Ketika Rasulullah S.A.W. memegang badanku beliau berkata; jadilah kamu di dunia
ini seperti orang pendatang atau seorang perantau, dan siapkanlah dirimu untuk
masuk kedalam kubur. Kemudian Mujahid berkata; Ibnu Umar berujar kepadaku, bila
kamu berada pada waktu pagi, janganlah kamu mengira dirimu akan sampai petang,
dan bila kamu berada pada waktu petang janganlah kamu mengira akan sampai pagi
lagi. Oleh karena itu pergunakanlah sehatmu sebelum datang waktu sakit, hidupmu
sebelum mati sebab kamu tidak tahu wahai Abdullah, apa namamu besok hari – apa
masih manusia hidup atau sudah menjadi mayat – (H.R. Turmudzi).

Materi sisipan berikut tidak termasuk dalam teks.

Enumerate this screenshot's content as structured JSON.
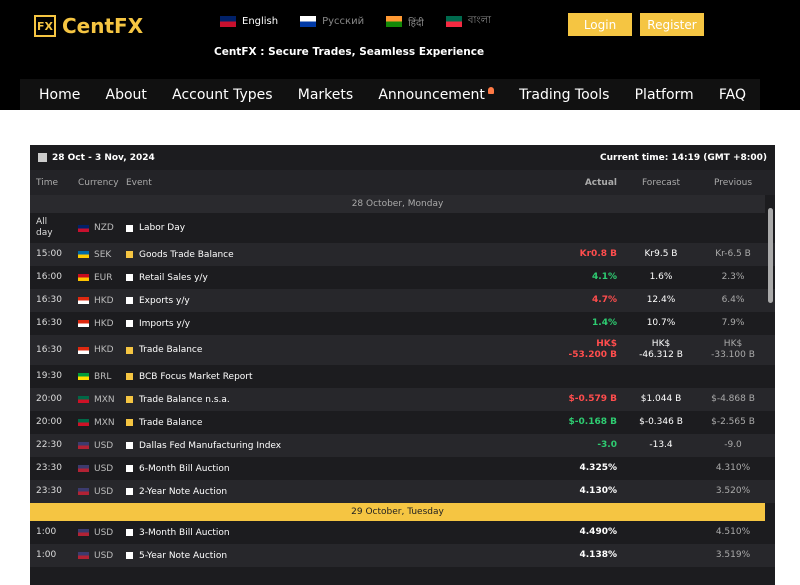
{
  "header": {
    "logo": "CentFX",
    "languages": [
      "English",
      "Русский",
      "हिंदी",
      "বাংলা"
    ],
    "tagline": "CentFX : Secure Trades, Seamless Experience",
    "buttons": [
      "Login",
      "Register"
    ]
  },
  "nav": [
    "Home",
    "About",
    "Account Types",
    "Markets",
    "Announcement",
    "Trading Tools",
    "Platform",
    "FAQ"
  ],
  "calendar": {
    "date_range": "28 Oct - 3 Nov, 2024",
    "current_time": "Current time: 14:19 (GMT +8:00)",
    "columns": [
      "Time",
      "Currency",
      "Event",
      "Actual",
      "Forecast",
      "Previous"
    ],
    "days": [
      {
        "label": "28 October, Monday",
        "highlight": false,
        "events": [
          {
            "time": "All day",
            "currency": "NZD",
            "flag": [
              "#012169",
              "#c8102e"
            ],
            "impact": "#ffffff",
            "event": "Labor Day",
            "actual": null,
            "actual_color": null,
            "forecast": null,
            "previous": null
          },
          {
            "time": "15:00",
            "currency": "SEK",
            "flag": [
              "#006aa7",
              "#fecc00"
            ],
            "impact": "#f5c542",
            "event": "Goods Trade Balance",
            "actual": "Kr0.8 B",
            "actual_color": "#ff4d4d",
            "forecast": "Kr9.5 B",
            "previous": "Kr-6.5 B"
          },
          {
            "time": "16:00",
            "currency": "EUR",
            "flag": [
              "#c60b1e",
              "#ffc400"
            ],
            "impact": "#ffffff",
            "event": "Retail Sales y/y",
            "actual": "4.1%",
            "actual_color": "#2ecc71",
            "forecast": "1.6%",
            "previous": "2.3%"
          },
          {
            "time": "16:30",
            "currency": "HKD",
            "flag": [
              "#de2910",
              "#ffffff"
            ],
            "impact": "#ffffff",
            "event": "Exports y/y",
            "actual": "4.7%",
            "actual_color": "#ff4d4d",
            "forecast": "12.4%",
            "previous": "6.4%"
          },
          {
            "time": "16:30",
            "currency": "HKD",
            "flag": [
              "#de2910",
              "#ffffff"
            ],
            "impact": "#ffffff",
            "event": "Imports y/y",
            "actual": "1.4%",
            "actual_color": "#2ecc71",
            "forecast": "10.7%",
            "previous": "7.9%"
          },
          {
            "time": "16:30",
            "currency": "HKD",
            "flag": [
              "#de2910",
              "#ffffff"
            ],
            "impact": "#f5c542",
            "event": "Trade Balance",
            "actual": "HK$\n-53.200 B",
            "actual_color": "#ff4d4d",
            "forecast": "HK$\n-46.312 B",
            "previous": "HK$\n-33.100 B"
          },
          {
            "time": "19:30",
            "currency": "BRL",
            "flag": [
              "#009c3b",
              "#ffdf00"
            ],
            "impact": "#f5c542",
            "event": "BCB Focus Market Report",
            "actual": null,
            "actual_color": null,
            "forecast": null,
            "previous": null
          },
          {
            "time": "20:00",
            "currency": "MXN",
            "flag": [
              "#006847",
              "#ce1126"
            ],
            "impact": "#f5c542",
            "event": "Trade Balance n.s.a.",
            "actual": "$-0.579 B",
            "actual_color": "#ff4d4d",
            "forecast": "$1.044 B",
            "previous": "$-4.868 B"
          },
          {
            "time": "20:00",
            "currency": "MXN",
            "flag": [
              "#006847",
              "#ce1126"
            ],
            "impact": "#f5c542",
            "event": "Trade Balance",
            "actual": "$-0.168 B",
            "actual_color": "#2ecc71",
            "forecast": "$-0.346 B",
            "previous": "$-2.565 B"
          },
          {
            "time": "22:30",
            "currency": "USD",
            "flag": [
              "#3c3b6e",
              "#b22234"
            ],
            "impact": "#ffffff",
            "event": "Dallas Fed Manufacturing Index",
            "actual": "-3.0",
            "actual_color": "#2ecc71",
            "forecast": "-13.4",
            "previous": "-9.0"
          },
          {
            "time": "23:30",
            "currency": "USD",
            "flag": [
              "#3c3b6e",
              "#b22234"
            ],
            "impact": "#ffffff",
            "event": "6-Month Bill Auction",
            "actual": "4.325%",
            "actual_color": "#ffffff",
            "forecast": null,
            "previous": "4.310%"
          },
          {
            "time": "23:30",
            "currency": "USD",
            "flag": [
              "#3c3b6e",
              "#b22234"
            ],
            "impact": "#ffffff",
            "event": "2-Year Note Auction",
            "actual": "4.130%",
            "actual_color": "#ffffff",
            "forecast": null,
            "previous": "3.520%"
          }
        ]
      },
      {
        "label": "29 October, Tuesday",
        "highlight": true,
        "events": [
          {
            "time": "1:00",
            "currency": "USD",
            "flag": [
              "#3c3b6e",
              "#b22234"
            ],
            "impact": "#ffffff",
            "event": "3-Month Bill Auction",
            "actual": "4.490%",
            "actual_color": "#ffffff",
            "forecast": null,
            "previous": "4.510%"
          },
          {
            "time": "1:00",
            "currency": "USD",
            "flag": [
              "#3c3b6e",
              "#b22234"
            ],
            "impact": "#ffffff",
            "event": "5-Year Note Auction",
            "actual": "4.138%",
            "actual_color": "#ffffff",
            "forecast": null,
            "previous": "3.519%"
          }
        ]
      }
    ]
  }
}
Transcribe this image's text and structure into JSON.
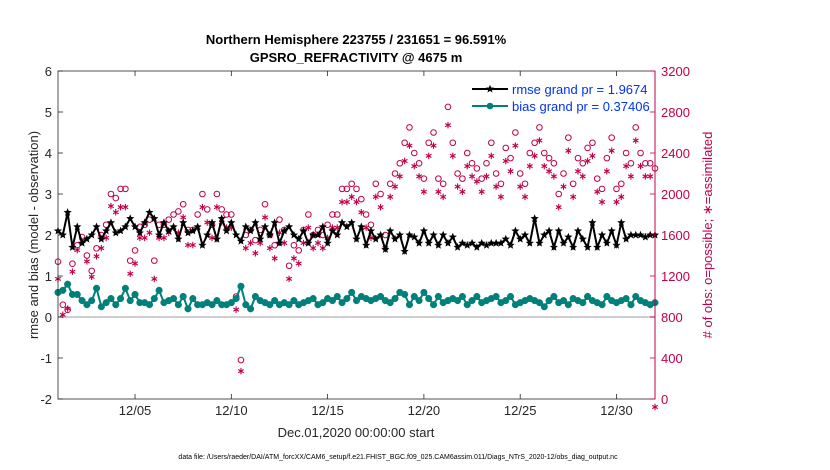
{
  "chart_data": {
    "type": "line",
    "title": "Northern Hemisphere 223755 / 231651 = 96.591%",
    "subtitle": "GPSRO_REFRACTIVITY @ 4675 m",
    "xlabel": "Dec.01,2020 00:00:00 start",
    "ylabel": "rmse and bias (model - observation)",
    "ylabel_right": "# of obs: o=possible; ∗=assimilated",
    "xlim": [
      1,
      32
    ],
    "ylim": [
      -2,
      6
    ],
    "ylim_right": [
      0,
      3200
    ],
    "x_ticks": [
      5,
      10,
      15,
      20,
      25,
      30
    ],
    "x_tick_labels": [
      "12/05",
      "12/10",
      "12/15",
      "12/20",
      "12/25",
      "12/30"
    ],
    "y_ticks": [
      -2,
      -1,
      0,
      1,
      2,
      3,
      4,
      5,
      6
    ],
    "y_tick_labels": [
      "-2",
      "-1",
      "0",
      "1",
      "2",
      "3",
      "4",
      "5",
      "6"
    ],
    "y_right_ticks": [
      0,
      400,
      800,
      1200,
      1600,
      2000,
      2400,
      2800,
      3200
    ],
    "y_right_tick_labels": [
      "0",
      "400",
      "800",
      "1200",
      "1600",
      "2000",
      "2400",
      "2800",
      "3200"
    ],
    "x": [
      1.0,
      1.25,
      1.5,
      1.75,
      2.0,
      2.25,
      2.5,
      2.75,
      3.0,
      3.25,
      3.5,
      3.75,
      4.0,
      4.25,
      4.5,
      4.75,
      5.0,
      5.25,
      5.5,
      5.75,
      6.0,
      6.25,
      6.5,
      6.75,
      7.0,
      7.25,
      7.5,
      7.75,
      8.0,
      8.25,
      8.5,
      8.75,
      9.0,
      9.25,
      9.5,
      9.75,
      10.0,
      10.25,
      10.5,
      10.75,
      11.0,
      11.25,
      11.5,
      11.75,
      12.0,
      12.25,
      12.5,
      12.75,
      13.0,
      13.25,
      13.5,
      13.75,
      14.0,
      14.25,
      14.5,
      14.75,
      15.0,
      15.25,
      15.5,
      15.75,
      16.0,
      16.25,
      16.5,
      16.75,
      17.0,
      17.25,
      17.5,
      17.75,
      18.0,
      18.25,
      18.5,
      18.75,
      19.0,
      19.25,
      19.5,
      19.75,
      20.0,
      20.25,
      20.5,
      20.75,
      21.0,
      21.25,
      21.5,
      21.75,
      22.0,
      22.25,
      22.5,
      22.75,
      23.0,
      23.25,
      23.5,
      23.75,
      24.0,
      24.25,
      24.5,
      24.75,
      25.0,
      25.25,
      25.5,
      25.75,
      26.0,
      26.25,
      26.5,
      26.75,
      27.0,
      27.25,
      27.5,
      27.75,
      28.0,
      28.25,
      28.5,
      28.75,
      29.0,
      29.25,
      29.5,
      29.75,
      30.0,
      30.25,
      30.5,
      30.75,
      31.0,
      31.25,
      31.5,
      31.75,
      32.0
    ],
    "series": [
      {
        "name": "rmse grand pr = 1.9674",
        "axis": "left",
        "color": "#000000",
        "marker": "star",
        "values": [
          2.1,
          2.0,
          2.55,
          1.7,
          2.2,
          1.8,
          1.9,
          2.0,
          2.2,
          1.9,
          2.1,
          2.3,
          2.05,
          2.1,
          2.2,
          2.4,
          2.2,
          2.05,
          2.3,
          2.55,
          2.4,
          2.0,
          2.3,
          2.1,
          2.2,
          1.9,
          2.3,
          2.05,
          2.1,
          2.2,
          1.75,
          2.0,
          2.3,
          1.9,
          2.4,
          2.1,
          2.3,
          2.0,
          1.85,
          2.2,
          2.1,
          2.3,
          1.9,
          2.2,
          2.0,
          2.3,
          1.8,
          2.1,
          2.2,
          2.0,
          1.9,
          2.1,
          1.8,
          2.0,
          2.0,
          2.2,
          1.8,
          2.1,
          2.0,
          2.3,
          2.2,
          2.3,
          1.9,
          2.2,
          1.75,
          2.1,
          1.9,
          2.0,
          1.65,
          2.1,
          1.9,
          2.0,
          1.6,
          2.0,
          1.95,
          1.8,
          2.1,
          1.8,
          2.0,
          1.75,
          2.0,
          1.8,
          1.95,
          1.7,
          1.8,
          1.75,
          1.8,
          1.7,
          1.8,
          1.75,
          1.8,
          1.8,
          1.8,
          1.9,
          1.75,
          2.1,
          1.9,
          2.0,
          1.8,
          2.4,
          1.8,
          2.0,
          2.1,
          1.7,
          2.1,
          1.8,
          1.95,
          1.7,
          2.1,
          1.9,
          1.7,
          2.3,
          1.7,
          2.0,
          1.8,
          2.1,
          1.75,
          2.3,
          1.9,
          2.0,
          2.0,
          2.0,
          1.95,
          2.0,
          2.0
        ]
      },
      {
        "name": "bias grand pr = 0.37406",
        "axis": "left",
        "color": "#00807a",
        "marker": "circle",
        "values": [
          0.6,
          0.65,
          0.8,
          0.55,
          0.55,
          0.4,
          0.3,
          0.4,
          0.7,
          0.25,
          0.35,
          0.45,
          0.3,
          0.45,
          0.7,
          0.4,
          0.55,
          0.35,
          0.35,
          0.3,
          0.45,
          0.65,
          0.35,
          0.4,
          0.45,
          0.3,
          0.5,
          0.2,
          0.45,
          0.3,
          0.3,
          0.35,
          0.3,
          0.4,
          0.3,
          0.3,
          0.35,
          0.45,
          0.75,
          0.3,
          0.2,
          0.5,
          0.4,
          0.35,
          0.3,
          0.4,
          0.3,
          0.35,
          0.3,
          0.4,
          0.3,
          0.35,
          0.4,
          0.45,
          0.3,
          0.35,
          0.45,
          0.4,
          0.5,
          0.35,
          0.45,
          0.6,
          0.4,
          0.5,
          0.45,
          0.4,
          0.45,
          0.5,
          0.4,
          0.35,
          0.45,
          0.6,
          0.55,
          0.3,
          0.5,
          0.4,
          0.6,
          0.45,
          0.3,
          0.5,
          0.35,
          0.4,
          0.45,
          0.4,
          0.5,
          0.3,
          0.4,
          0.5,
          0.35,
          0.4,
          0.45,
          0.5,
          0.35,
          0.4,
          0.5,
          0.3,
          0.35,
          0.4,
          0.45,
          0.4,
          0.35,
          0.25,
          0.4,
          0.5,
          0.35,
          0.4,
          0.3,
          0.45,
          0.4,
          0.35,
          0.5,
          0.4,
          0.35,
          0.3,
          0.5,
          0.4,
          0.35,
          0.4,
          0.45,
          0.3,
          0.5,
          0.4,
          0.35,
          0.3,
          0.35
        ]
      },
      {
        "name": "possible",
        "axis": "right",
        "color": "#c0004b",
        "marker": "open-circle",
        "values": [
          1340,
          920,
          870,
          1320,
          1500,
          1580,
          1400,
          1250,
          1470,
          1600,
          1700,
          2000,
          1960,
          2050,
          2050,
          1350,
          1450,
          1680,
          1700,
          1750,
          1350,
          1700,
          1700,
          1750,
          1800,
          1830,
          1900,
          1650,
          1650,
          1800,
          2000,
          1850,
          1700,
          2000,
          1850,
          1800,
          1800,
          1000,
          380,
          1600,
          1650,
          1550,
          1650,
          1900,
          1600,
          1500,
          1750,
          1650,
          1300,
          1500,
          1450,
          1650,
          1800,
          1600,
          1650,
          1600,
          1700,
          1800,
          1800,
          2050,
          2050,
          2100,
          2050,
          1950,
          1800,
          1700,
          2100,
          2000,
          1600,
          2100,
          2200,
          2300,
          2500,
          2650,
          2400,
          2300,
          2150,
          2500,
          2600,
          2150,
          2100,
          2850,
          2500,
          2200,
          2150,
          2400,
          2300,
          2250,
          2150,
          2300,
          2500,
          2200,
          2100,
          2450,
          2350,
          2600,
          2200,
          2100,
          2400,
          2500,
          2650,
          2400,
          2350,
          2300,
          2000,
          2200,
          2550,
          2100,
          2350,
          2300,
          2450,
          2500,
          2150,
          2050,
          2350,
          2550,
          2050,
          2100,
          2400,
          2300,
          2650,
          2400,
          2300,
          2300,
          2250
        ]
      },
      {
        "name": "assimilated",
        "axis": "right",
        "color": "#c0004b",
        "marker": "asterisk",
        "values": [
          1250,
          900,
          960,
          1320,
          1530,
          1620,
          1420,
          1270,
          1470,
          1550,
          1650,
          1960,
          1900,
          1950,
          1950,
          1300,
          1400,
          1650,
          1650,
          1700,
          1250,
          1650,
          1650,
          1700,
          1750,
          1700,
          1850,
          1580,
          1580,
          1750,
          1950,
          1800,
          1650,
          1950,
          1800,
          1750,
          1750,
          950,
          350,
          1550,
          1600,
          1500,
          1600,
          1850,
          1550,
          1450,
          1700,
          1600,
          1250,
          1450,
          1400,
          1600,
          1750,
          1550,
          1600,
          1550,
          1650,
          1750,
          1750,
          2000,
          2000,
          2050,
          2000,
          1900,
          1750,
          1650,
          2050,
          1950,
          1550,
          2050,
          2150,
          2250,
          2400,
          2550,
          2350,
          2250,
          2100,
          2450,
          2550,
          2100,
          2050,
          2750,
          2450,
          2150,
          2100,
          2350,
          2250,
          2200,
          2100,
          2250,
          2450,
          2150,
          2050,
          2400,
          2300,
          2550,
          2150,
          2050,
          2350,
          2450,
          2600,
          2350,
          2300,
          2250,
          1950,
          2150,
          2500,
          2050,
          2300,
          2250,
          2400,
          2450,
          2100,
          2000,
          2300,
          2500,
          2000,
          2050,
          2350,
          2250,
          2600,
          2350,
          2250,
          2250,
          0
        ]
      }
    ],
    "legend": {
      "placement": "top-right",
      "entries": [
        "rmse grand pr = 1.9674",
        "bias grand pr = 0.37406"
      ]
    },
    "footnote": "data file: /Users/raeder/DAI/ATM_forcXX/CAM6_setup/f.e21.FHIST_BGC.f09_025.CAM6assim.011/Diags_NTrS_2020-12/obs_diag_output.nc"
  }
}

Pola kesederhanaan Rasulullah SAW bukan saja
diperaktekkan oleh diri beliau secara individu, tetapi beliau terapkan dalam
kehidupan keluarganya. Hampir semua pengarang yang menulis sejarah hidup Nabi
Muhammad SAW menceritakan bahwa rumahtangga beliau sepanjang masa selalu berada
dalam kesederhanaan, tidak ada perabot rumah tangga yang tergolong mewah,
bahkan alat rumah tangga yang diperlukan sehari-haripun jarang didapat, makanan
lezat dan enak jarang sekali dirasakan, bahkan makanan pokok saja berupa roti
kering yang terbuat dari tepung kasar atau satu dan dua biji kurma yang
dibutuhkan setiap harinya belum tentu ada setiap waktu makan. Seringkali beliau
berpuasa disiang hari lantaran sejak pagi sampai sore tidak ada makanan yang
dapat dimakan. Dalam riwayat disebutkan bahwa ketika pagi hari beliau
menanyakan kepada isterinya Siti Aisyah R.a. “Adakah makanan yang dapat kita
makan dipagi hari ini wahai Aisyah ?. Aisyah menjawab; “tidak ada Ya
Rasulullah”. Kalau begitu saya akan berspuasa saja kata Rasul.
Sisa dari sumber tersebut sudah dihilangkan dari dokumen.